The GTX 1080 Ti will ship in a Founders Edition variant ahead of AIB partner cards, which will exist only “virtually” until a later date. Price and release date, as of this writing, are TBD – but we will update this promptly with the information. The GTX 1080 Ti will utilize a 7-phase dual-FET power design, with two FETs per phase to effectively halve current going through the individual components, and spread heat over a larger area. The cooler has also been updated, with DVI removed from the I/O to open up cooling channels at the back-end of the card, with the heatsink remaining a vapor chamber design. NVidia advertises its cooling pathway optimizations (and modified baseplate to accommodate the new power design) improve thermals of ~5C at an equal noise output (35dBA). We’ll validate independently.
Speaking of heat, as we understand it, total power budget is 250W (250A at ~1v) with 1x 8-pin + 1x 6-pin headers. We should expect the temperature threshold for clock limitations to likely still exist around ~83C, but the cooling path optimizations and new baseplate configuration should help with this.
NVidia plants the 1080 Ti approximately 35% ahead of the GTX 1080, but we’ll validate that independently. Price and TBD will go live tonight, and we will likely update this article within 15 minutes of its posting for that information. As always, we recommend waiting for our review prior to any orders.

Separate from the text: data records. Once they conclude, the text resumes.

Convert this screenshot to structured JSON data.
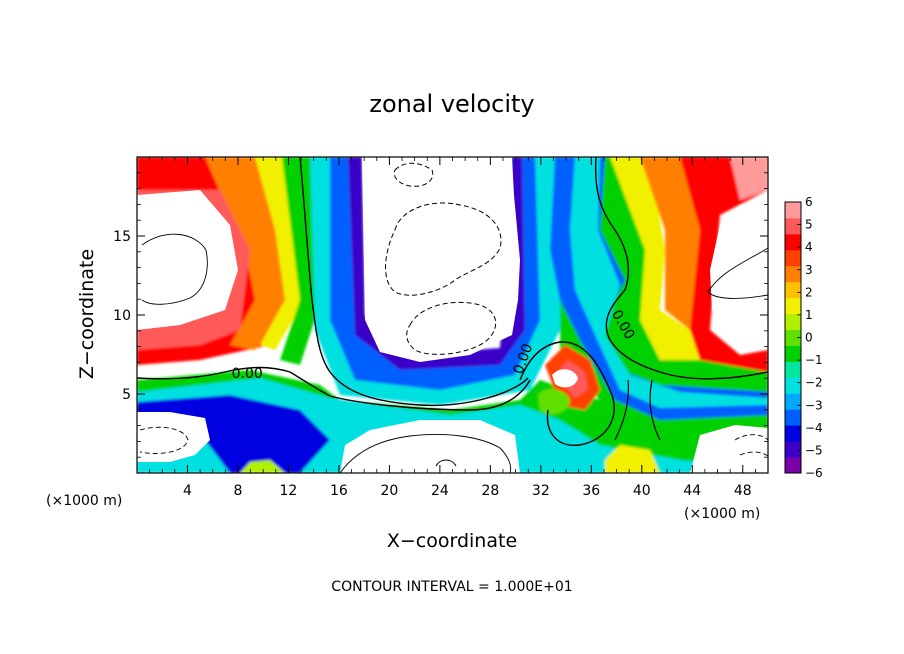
{
  "chart_data": {
    "type": "heatmap",
    "title": "zonal velocity",
    "xlabel": "X−coordinate",
    "ylabel": "Z−coordinate",
    "x_units_left": "(×1000 m)",
    "x_units_right": "(×1000 m)",
    "x_ticks": [
      4,
      8,
      12,
      16,
      20,
      24,
      28,
      32,
      36,
      40,
      44,
      48
    ],
    "y_ticks": [
      5,
      10,
      15
    ],
    "xlim": [
      0,
      50
    ],
    "ylim": [
      0,
      20
    ],
    "contour_interval_text": "CONTOUR INTERVAL = 1.000E+01",
    "contour_labels": [
      {
        "text": "0.00",
        "x": 7.5,
        "y": 6.0
      },
      {
        "text": "0.00",
        "x": 30.5,
        "y": 6.2
      },
      {
        "text": "0.00",
        "x": 37.6,
        "y": 10.1
      }
    ],
    "colorbar": {
      "ticks": [
        "6",
        "5",
        "4",
        "3",
        "2",
        "1",
        "0",
        "−1",
        "−2",
        "−3",
        "−4",
        "−5",
        "−6"
      ],
      "min": -6,
      "max": 6,
      "colors": [
        "#7a00a8",
        "#3a00c8",
        "#0000e0",
        "#0060ff",
        "#00a8ff",
        "#00e0e0",
        "#00e6a0",
        "#00d000",
        "#60e000",
        "#b0f000",
        "#f0f000",
        "#ffc000",
        "#ff8000",
        "#ff4000",
        "#ff0000",
        "#ff5a5a",
        "#ff9a9a"
      ]
    }
  }
}
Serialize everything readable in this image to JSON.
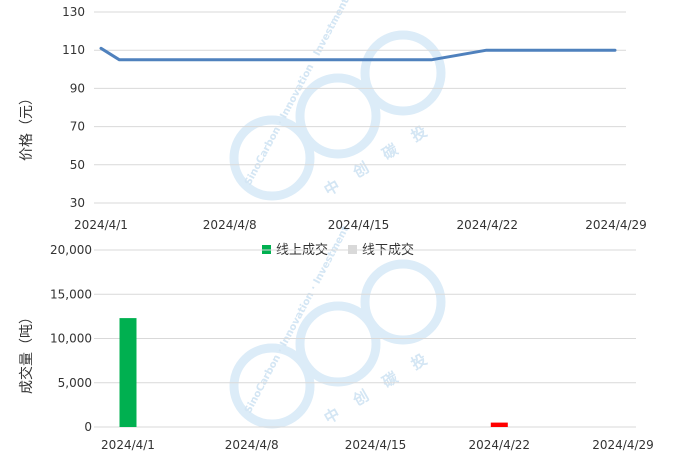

Other News: MemOC SKU GTX 1060 6GB & GTX 1080 Cards
In other, brief news for the evening, nVidia announced new support of memory overclocked SKUs of the GTX 1060 6GB and GTX 1080 video cards. These cards will be available at 9Gbps for the GTX 1060 6GB and 11Gbps for the GTX 1080, a full 1Gbps faster on the memory for each option. As we understand it, AIB partners will carry these independently, with no expected reference models.
Follow closely for several more news and review items this week – there’ll be many.
Update: GTX 1080 (non-Ti) price updated to $500 MSRP.
Update: For future validation, nVidia claims the high-end render demo during the event operated the Ti at ~66C with 2038MHz GPU clock, with memory at 5603MHz (*2).